A Novel Genetic Simulated Annealing Algorithm for No-wait Hybrid Flowshop Problem with Unrelated Parallel Machines

This paper studies the problem of scheduling N jobs in a hybrid flowshop with unrelated parallel machines at each stage. Considering the practical application of the presented problem, no-wait constraints and the objective function of total flowtime are included in the scheduling problem. A mathematical model is constructed and a novel genetic simulated annealing algorithm so-called GSAA are developed to solve this problem. In the algorithm, firstly a modified NEH algorithm is proposed to obtain the initial population. A two-dimensional matrix encoding scheme for scheduling solutions is designed and an insertion-translation approach are employed for decoding in order to meet no-wait constraints. Afterwards, to avoid GA premature and enhance search ability, an adaptive adjustment strategy is imposed on the crossover and mutation operators.
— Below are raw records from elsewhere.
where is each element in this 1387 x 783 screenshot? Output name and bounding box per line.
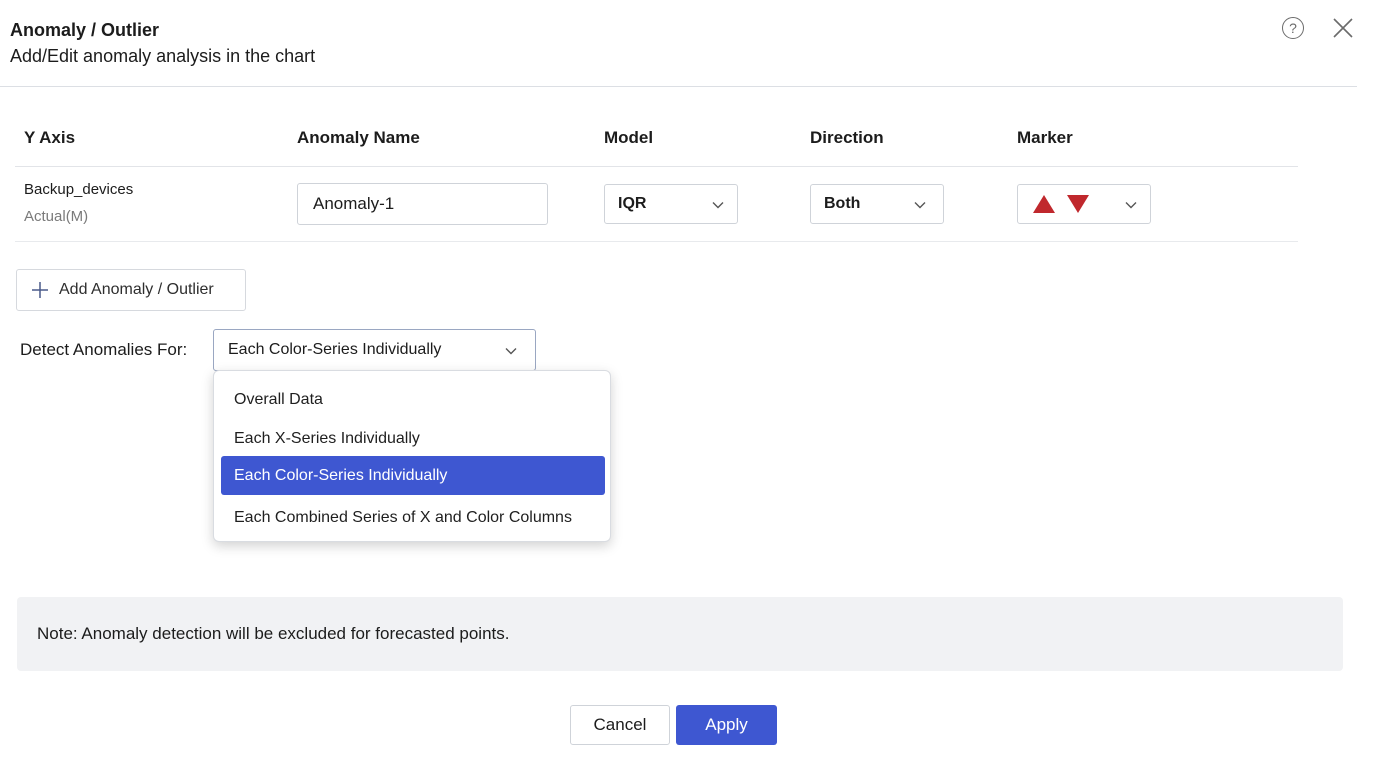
chevron-down-icon [1125, 202, 1137, 209]
add-anomaly-label: Add Anomaly / Outlier [59, 281, 214, 298]
dialog-title: Anomaly / Outlier [10, 20, 160, 40]
triangle-down-icon [1067, 195, 1089, 213]
dropdown-option-each-combined-series[interactable]: Each Combined Series of X and Color Colu… [221, 498, 605, 537]
cancel-button[interactable]: Cancel [570, 705, 670, 745]
column-header-y-axis: Y Axis [24, 128, 76, 147]
detect-anomalies-dropdown: Overall Data Each X-Series Individually … [213, 370, 611, 542]
direction-value: Both [824, 195, 861, 212]
chevron-down-icon [712, 202, 724, 209]
apply-button[interactable]: Apply [676, 705, 777, 745]
column-header-marker: Marker [1017, 128, 1073, 147]
detect-selected-value: Each Color-Series Individually [228, 341, 442, 358]
anomaly-name-field[interactable] [297, 183, 548, 225]
close-icon[interactable] [1331, 16, 1355, 40]
y-axis-subtitle: Actual(M) [24, 208, 89, 225]
plus-icon [32, 282, 48, 298]
anomaly-name-input[interactable] [311, 193, 547, 215]
header-divider [0, 86, 1357, 87]
row-divider [15, 241, 1298, 242]
dropdown-option-each-color-series[interactable]: Each Color-Series Individually [221, 456, 605, 495]
column-header-model: Model [604, 128, 654, 147]
chevron-down-icon [914, 202, 926, 209]
column-header-direction: Direction [810, 128, 884, 147]
triangle-up-icon [1033, 195, 1055, 213]
column-header-anomaly-name: Anomaly Name [297, 128, 420, 147]
dropdown-option-each-x-series[interactable]: Each X-Series Individually [221, 419, 605, 458]
model-value: IQR [618, 195, 647, 212]
detect-anomalies-select[interactable]: Each Color-Series Individually [213, 329, 536, 371]
marker-select[interactable] [1017, 184, 1151, 224]
question-circle-icon[interactable]: ? [1282, 17, 1304, 39]
dropdown-option-overall-data[interactable]: Overall Data [221, 380, 605, 419]
help-glyph: ? [1289, 20, 1297, 36]
detect-anomalies-label: Detect Anomalies For: [20, 340, 188, 359]
model-select[interactable]: IQR [604, 184, 738, 224]
dialog-subtitle: Add/Edit anomaly analysis in the chart [10, 46, 316, 66]
table-header [15, 118, 1298, 167]
y-axis-name: Backup_devices [24, 181, 134, 198]
note-text: Note: Anomaly detection will be excluded… [37, 624, 510, 643]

In addition, a SA procedure is implemented for some better individuals from the GA solutions to complete re-optimization, where five neighborhood search structures are constructed including job based exchange, gene based exchange, gene based insertion, job based mutation, and gene based mutation. Finally, various simulation experiments in two scales of small-medium and large are established. Computational results show that the presented algorithm performs much more effectively compared with several heuristic algorithms reported in the literature.